Por si se hace falta aclararlo, el billón de pesos que suman ambos segmentos del sistema sale del Estado, de los impuestos. Aunque el Gobierno los convierta en instrumentos de campaña.
Y ahora, el caso de un precio alrededor del cual baila gran parte del país, por lo que fuese, generalmente por las malas. Desde enero de 2020 la cotización del dólar oficial marca 62%, si se quiere modestos 14 puntos por debajo de la inflación. El punto es que en el medio se cruza una desarticulante brecha cambiaria del 86% contra el blue, el dólar que anda en 181 pesos y al que le temen los políticos del gobierno.
El problema o el gran problema con precios que han subido 110%, 9%, 86, 30 o 62% y que incluso han bajado 19%, como el salario real del sector privado, está justamente ahí. En una estructura desestructurada, insostenible, injusta y siempre abierta al riesgo de desatar consecuencias bajo formas imprevisibles o previsibles, pero no de las mejores.
Tenemos, pues, brechas de precios para todos los gustos y de todos los tamaños, como una del tipo general que el INDEC publica regularmente en sus estadísticas y para registrar, justamente, esa muy extendida dualidad. La de julio señala que en los últimos doce meses el encarecimiento de los bienes le ha sacado 20 puntos de ventaja a la suba de los servicios.
Está claro que el retraso de los precios respecto de los costos de producción o de generación, por ejemplo, no puede ser una política en sí misma ni prolongarse indefinidamente sin que el problema se dispare bajo algún formato.
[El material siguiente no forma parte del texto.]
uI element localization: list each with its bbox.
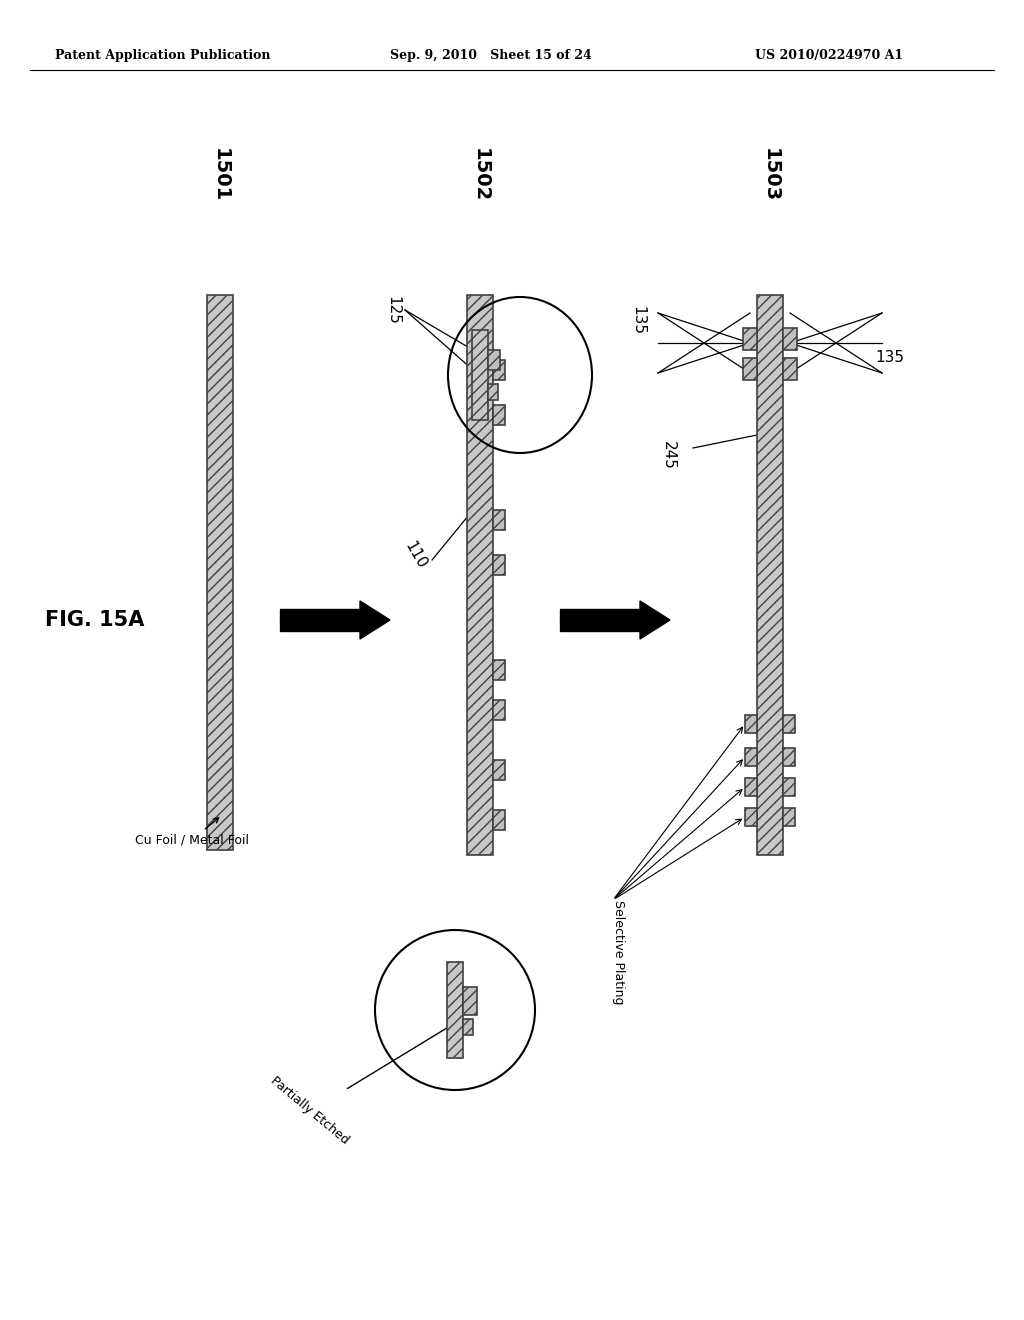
Bar: [743, 358, 757, 380]
Bar: [207, 294, 233, 850]
Bar: [745, 748, 757, 766]
Bar: [493, 510, 505, 531]
Bar: [743, 327, 757, 350]
Text: 1503: 1503: [761, 148, 779, 202]
Bar: [493, 360, 505, 380]
Bar: [493, 405, 505, 425]
Text: Patent Application Publication: Patent Application Publication: [55, 49, 270, 62]
Polygon shape: [640, 601, 670, 639]
Polygon shape: [360, 601, 390, 639]
Bar: [745, 808, 757, 826]
Bar: [783, 358, 797, 380]
Text: 245: 245: [660, 441, 676, 470]
Text: Cu Foil / Metal Foil: Cu Foil / Metal Foil: [135, 818, 249, 846]
Bar: [757, 294, 783, 855]
Text: FIG. 15A: FIG. 15A: [45, 610, 144, 630]
Bar: [280, 609, 360, 631]
Text: US 2010/0224970 A1: US 2010/0224970 A1: [755, 49, 903, 62]
Text: 1502: 1502: [470, 148, 489, 202]
Bar: [783, 748, 795, 766]
Text: 135: 135: [630, 305, 645, 334]
Bar: [463, 987, 477, 1015]
Text: Partially Etched: Partially Etched: [268, 1073, 351, 1146]
Bar: [463, 1019, 473, 1035]
Bar: [467, 294, 493, 855]
Bar: [472, 330, 488, 420]
Bar: [493, 660, 505, 680]
Bar: [560, 609, 640, 631]
Bar: [745, 777, 757, 796]
Text: Selective Plating: Selective Plating: [611, 900, 625, 1005]
Text: 125: 125: [385, 296, 400, 325]
Text: Sep. 9, 2010   Sheet 15 of 24: Sep. 9, 2010 Sheet 15 of 24: [390, 49, 592, 62]
Bar: [488, 350, 500, 370]
Bar: [493, 760, 505, 780]
Bar: [783, 808, 795, 826]
Bar: [447, 962, 463, 1059]
Bar: [493, 810, 505, 830]
Text: 110: 110: [401, 539, 429, 572]
Bar: [783, 777, 795, 796]
Text: 135: 135: [874, 351, 904, 366]
Bar: [488, 384, 498, 400]
Bar: [745, 715, 757, 733]
Bar: [783, 327, 797, 350]
Text: 1501: 1501: [211, 148, 229, 202]
Bar: [783, 715, 795, 733]
Bar: [493, 554, 505, 576]
Bar: [493, 700, 505, 719]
Entre ellas, algunas de las conocidas: la escasez y la calidad de los bienes y servicios involucrados en el problema o las trampas en las cantidades y los pesos.
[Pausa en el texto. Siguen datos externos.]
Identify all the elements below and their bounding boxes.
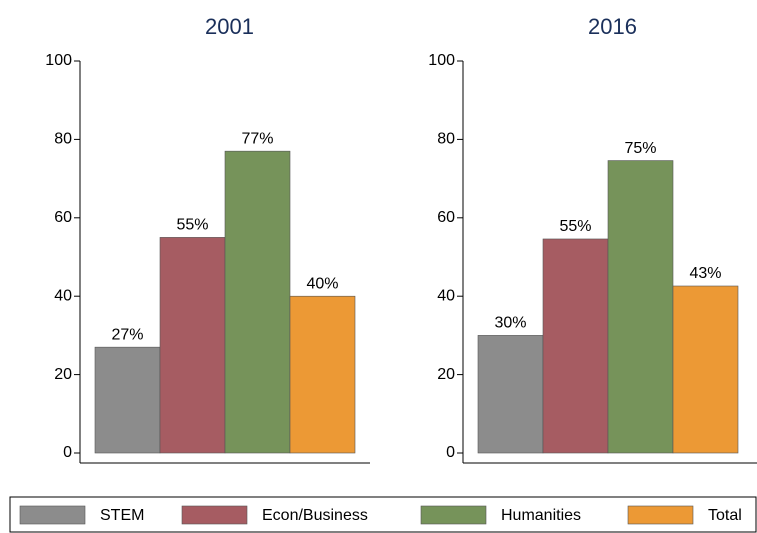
value-label: 30%	[494, 315, 526, 332]
value-label: 77%	[241, 130, 273, 147]
legend-swatch	[420, 505, 487, 525]
value-label: 40%	[306, 275, 338, 292]
y-tick-label: 80	[54, 131, 72, 148]
legend-swatch	[19, 505, 86, 525]
bar	[542, 238, 609, 454]
legend-label: Humanities	[501, 507, 581, 524]
y-tick-label: 40	[54, 287, 72, 304]
bar	[289, 295, 356, 454]
bar	[607, 160, 674, 454]
value-label: 55%	[559, 218, 591, 235]
y-tick-label: 60	[54, 209, 72, 226]
legend-label: Total	[708, 507, 742, 524]
legend-swatch	[181, 505, 248, 525]
legend-label: Econ/Business	[262, 507, 368, 524]
y-tick-label: 100	[45, 52, 72, 69]
legend-label: STEM	[100, 507, 144, 524]
y-tick-label: 60	[437, 209, 455, 226]
y-tick-label: 100	[428, 52, 455, 69]
y-tick-label: 20	[437, 366, 455, 383]
y-tick-label: 40	[437, 287, 455, 304]
y-tick-label: 0	[446, 444, 455, 461]
value-label: 55%	[176, 217, 208, 234]
chart-title: 2001	[205, 14, 254, 39]
legend-swatch	[627, 505, 694, 525]
chart-title: 2016	[588, 14, 637, 39]
y-tick-label: 0	[63, 444, 72, 461]
bar	[159, 237, 226, 454]
value-label: 75%	[624, 140, 656, 157]
value-label: 43%	[689, 265, 721, 282]
bar	[94, 346, 161, 454]
value-label: 27%	[111, 326, 143, 343]
y-tick-label: 80	[437, 131, 455, 148]
bar	[672, 285, 739, 454]
bar	[477, 335, 544, 454]
y-tick-label: 20	[54, 366, 72, 383]
bar	[224, 150, 291, 454]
Hacia mediados de octubre pasado, Cristina Kirchner promovió la convocatoria a un gran y variado acuerdo nacional para enfrentar el que, a su juicio, “es el más grave problema que tiene nuestro país”: el bimonetarismo. Con la brecha cambiaria rondando el 90% más que a una sentencia excesiva, el comentario sonó a intento de compartir un problema que le tocaba resolver a su gobierno.
Pasados diez meses, la brecha anda cómoda en la zona del 80%, el problema que Cristina pretendía diluir sigue igual o peor y la inflación resiste, viva y coleando por todas partes. Con una buena dosis de incertidumbre incorporada, reservas apretadas y presión cambiaria, tenemos el cóctel que explica por qué y al precio que sea el dólar es el mismo refugio de siempre. Luego, el bimonetarismo es la consecuencia de los desajustes, no la causa.